#189 The Mess page 4. A little light reading.

by Susan Plant

God (only an exclamation), like any criminal worth the name, I long to confess, but it’s too personal, and I’m not the type who thinks everything and anything should be said aloud or broadcast (in the generic sense). We would like to do that, though, wouldn’t we? If we could do that and still be loved, well, that’s kind of an ideal.

Nobody has anything on me. They were all over me, I’ve had a lot of tap-dancing done on my head, but no one has anything on me. I don’t pretend to know him. No, honestly, sometimes I do pretend to know something of what it is to be him. But, you see how I’m wondering about him? About who he is? Strangely, it’s as though he curls up inside of me while, simultaneously, not wondering who I am. I’m generous with him. I don’t think I’ll do anything . . . but you never know. You know what they say about certain crimes. Anybody might do it. No, no, I couldn’t. Did I mention love? No? (Yes, you did.) That was honest, anyway.

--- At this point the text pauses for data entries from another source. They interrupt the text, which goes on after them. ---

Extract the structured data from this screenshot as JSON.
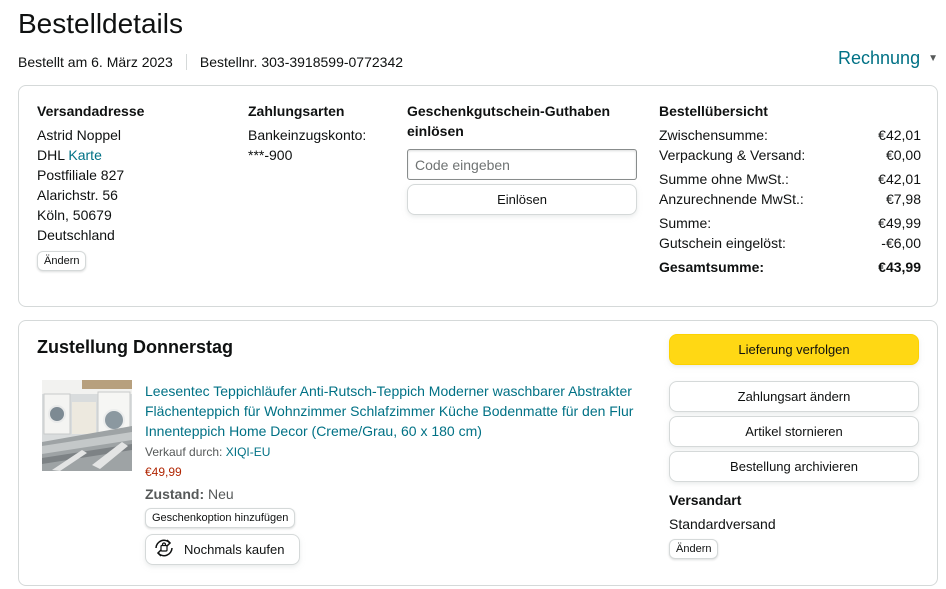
{
  "page": {
    "title": "Bestelldetails",
    "ordered_on": "Bestellt am 6. März 2023",
    "order_number": "Bestellnr. 303-3918599-0772342",
    "invoice_link": "Rechnung"
  },
  "address": {
    "heading": "Versandadresse",
    "name": "Astrid Noppel",
    "carrier": "DHL",
    "map_link": "Karte",
    "line1": "Postfiliale 827",
    "line2": "Alarichstr. 56",
    "line3": "Köln, 50679",
    "line4": "Deutschland",
    "change_label": "Ändern"
  },
  "payment": {
    "heading": "Zahlungsarten",
    "method": "Bankeinzugskonto:",
    "account": "***-900"
  },
  "gift_card": {
    "heading": "Geschenkgutschein-Guthaben einlösen",
    "placeholder": "Code eingeben",
    "redeem_label": "Einlösen"
  },
  "summary": {
    "heading": "Bestellübersicht",
    "rows": [
      {
        "label": "Zwischensumme:",
        "value": "€42,01"
      },
      {
        "label": "Verpackung & Versand:",
        "value": "€0,00"
      },
      {
        "label": "Summe ohne MwSt.:",
        "value": "€42,01"
      },
      {
        "label": "Anzurechnende MwSt.:",
        "value": "€7,98"
      },
      {
        "label": "Summe:",
        "value": "€49,99"
      },
      {
        "label": "Gutschein eingelöst:",
        "value": "-€6,00"
      },
      {
        "label": "Gesamtsumme:",
        "value": "€43,99"
      }
    ]
  },
  "delivery": {
    "title": "Zustellung Donnerstag",
    "product_title": "Leesentec Teppichläufer Anti-Rutsch-Teppich Moderner waschbarer Abstrakter Flächenteppich für Wohnzimmer Schlafzimmer Küche Bodenmatte für den Flur Innenteppich Home Decor (Creme/Grau, 60 x 180 cm)",
    "seller_prefix": "Verkauf durch:",
    "seller_name": "XIQI-EU",
    "price": "€49,99",
    "condition_label": "Zustand:",
    "condition_value": "Neu",
    "gift_option_label": "Geschenkoption hinzufügen",
    "buy_again_label": "Nochmals kaufen"
  },
  "actions": {
    "track": "Lieferung verfolgen",
    "change_payment": "Zahlungsart ändern",
    "cancel_items": "Artikel stornieren",
    "archive_order": "Bestellung archivieren",
    "shipping_label": "Versandart",
    "shipping_value": "Standardversand",
    "change_label": "Ändern"
  },
  "colors": {
    "link": "#007185",
    "price": "#b12704",
    "primary_button": "#ffd814",
    "border": "#d5d9d9"
  },
  "icons": {
    "invoice_chevron": "chevron-down-icon",
    "buy_again": "buy-again-icon"
  }
}
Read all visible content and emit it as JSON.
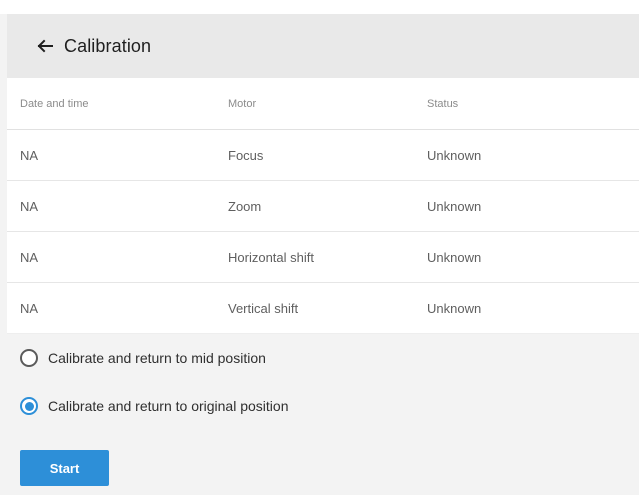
{
  "header": {
    "title": "Calibration"
  },
  "table": {
    "columns": [
      "Date and time",
      "Motor",
      "Status"
    ],
    "rows": [
      {
        "date": "NA",
        "motor": "Focus",
        "status": "Unknown"
      },
      {
        "date": "NA",
        "motor": "Zoom",
        "status": "Unknown"
      },
      {
        "date": "NA",
        "motor": "Horizontal shift",
        "status": "Unknown"
      },
      {
        "date": "NA",
        "motor": "Vertical shift",
        "status": "Unknown"
      }
    ]
  },
  "options": {
    "mid_label": "Calibrate and return to mid position",
    "original_label": "Calibrate and return to original position",
    "selected": "original"
  },
  "actions": {
    "start_label": "Start"
  },
  "colors": {
    "accent": "#2d8fd8",
    "header_bg": "#e9e9e9",
    "panel_bg": "#f3f3f3"
  },
  "icons": {
    "back": "arrow-left-icon"
  }
}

I’m a serious person. Demeaned by this brevity. But it’s all I’m allowed. I feel a sickness creeping towards me. It’s a mystery. The only thing that’s real. I think it’s that mystery on all fours creeping towards me. The sole reality. As it is, the blessed confession is curdled inside me. Cursed closure. It’s personal, that’s all.

1 comment:

Mike Robertson said...

It takes some courage to be this ambiguous in a bit of competitive fiction. I like it.